Alexian Rehabilitation Hospital is a partnership with the Rehabilitation Institute of Chicago, designated by U.S. News & World Report as the nation’s No. 1 rehabilitation hospital for 20 consecutive years. “You find out you are going to one of the best rehab centers, and it makes you feel like, `What a coincidence that they are right here,’ ’’ David says.
He also appreciates the fact that he lives just minutes from ABMC, where he had worked as a summer volunteer a year before he was hospitalized. “It’s just amazing what they can do now – the new devices they use to keep patients alive,” he says. “Alexian Brothers definitely deserves to be mentioned in the top hospitals.”
More than a year has passed since he was rushed to ABMC, and David, a former cross-country runner, is looking to the future with optimism. He says he has learned “not to take life for granted and to always appreciate each moment you have.”
Although his physical stamina has not returned to the high level he enjoyed before he was hospitalized, he worked part-time at a fast-food restaurant during the summer and has returned to running short distances.
He also is learning to compensate for impaired vision in his left eye, another side effect of the ruptured aneurysm.
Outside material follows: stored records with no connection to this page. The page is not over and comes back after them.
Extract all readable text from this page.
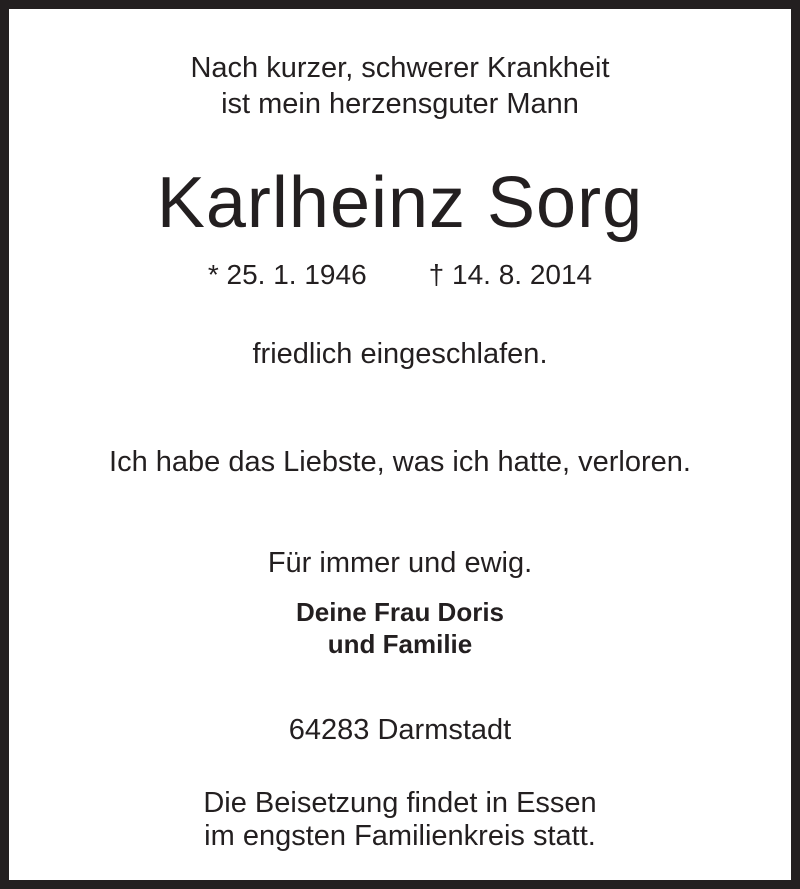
Nach kurzer, schwerer Krankheit
ist mein herzensguter Mann
Karlheinz Sorg
* 25. 1. 1946 † 14. 8. 2014
friedlich eingeschlafen.
Ich habe das Liebste, was ich hatte, verloren.
Für immer und ewig.
Deine Frau Doris
und Familie
64283 Darmstadt
Die Beisetzung findet in Essen
im engsten Familienkreis statt.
He regularly does special eye exercises and activities to improve his vision. “They say as long as I keep doing those, I have a pretty good chance of getting my vision better,” he says.
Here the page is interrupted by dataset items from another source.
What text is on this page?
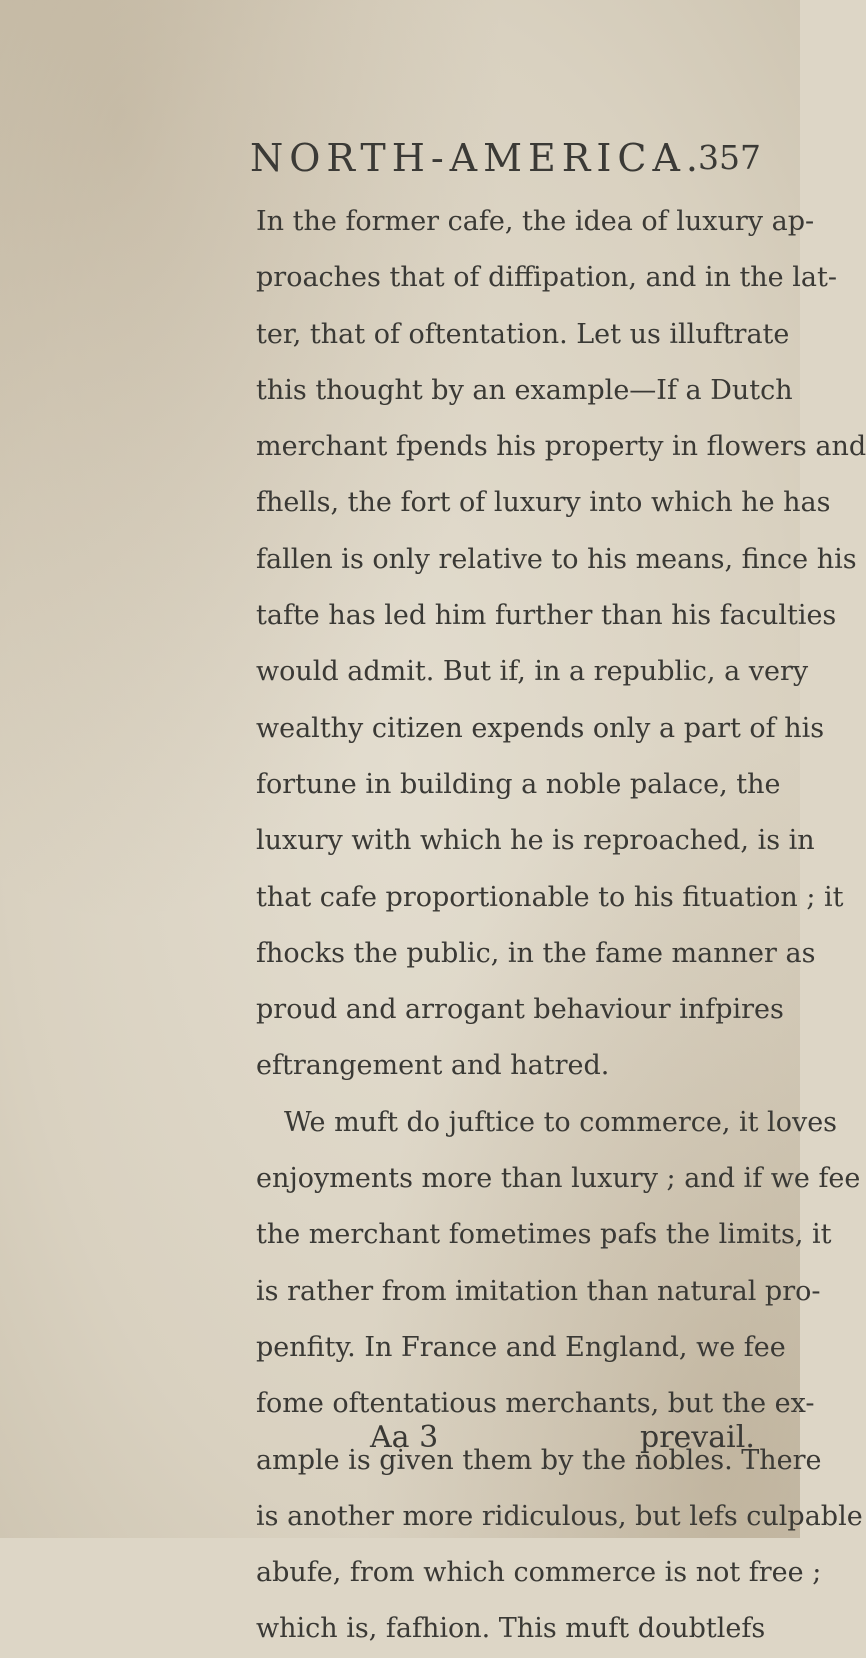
NORTH-AMERICA.
357
In the former cafe, the idea of luxury ap-
proaches that of diffipation, and in the lat-
ter, that of oftentation. Let us illuftrate
this thought by an example—If a Dutch
merchant fpends his property in flowers and
fhells, the fort of luxury into which he has
fallen is only relative to his means, fince his
tafte has led him further than his faculties
would admit. But if, in a republic, a very
wealthy citizen expends only a part of his
fortune in building a noble palace, the
luxury with which he is reproached, is in
that cafe proportionable to his fituation ; it
fhocks the public, in the fame manner as
proud and arrogant behaviour infpires
eftrangement and hatred.
We muft do juftice to commerce, it loves
enjoyments more than luxury ; and if we fee
the merchant fometimes pafs the limits, it
is rather from imitation than natural pro-
penfity. In France and England, we fee
fome oftentatious merchants, but the ex-
ample is given them by the nobles. There
is another more ridiculous, but lefs culpable
abufe, from which commerce is not free ;
which is, fafhion. This muft doubtlefs
Aa 3	prevail.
“He’s doing really, really well,” Jesse Ayello says. “He has made a remarkable comeback. It’s just amazing he survived. We’re indebted to these doctors who helped our son. They never gave up hope.”
David’s experience has made him more determined than ever to go to medical school, but instead of becoming a child psychiatrist, he’s now intrigued by the idea of becoming a neurologist. He was inspired, he says, by the way his doctors worked together and by their intelligence and expertise.
“The doctors, the nurses who put all that work in and definitely the therapists in rehab, with everything they gave, I don’t want to disappoint them,” he says. “I just want to keep pushing forward to the highest point I can.”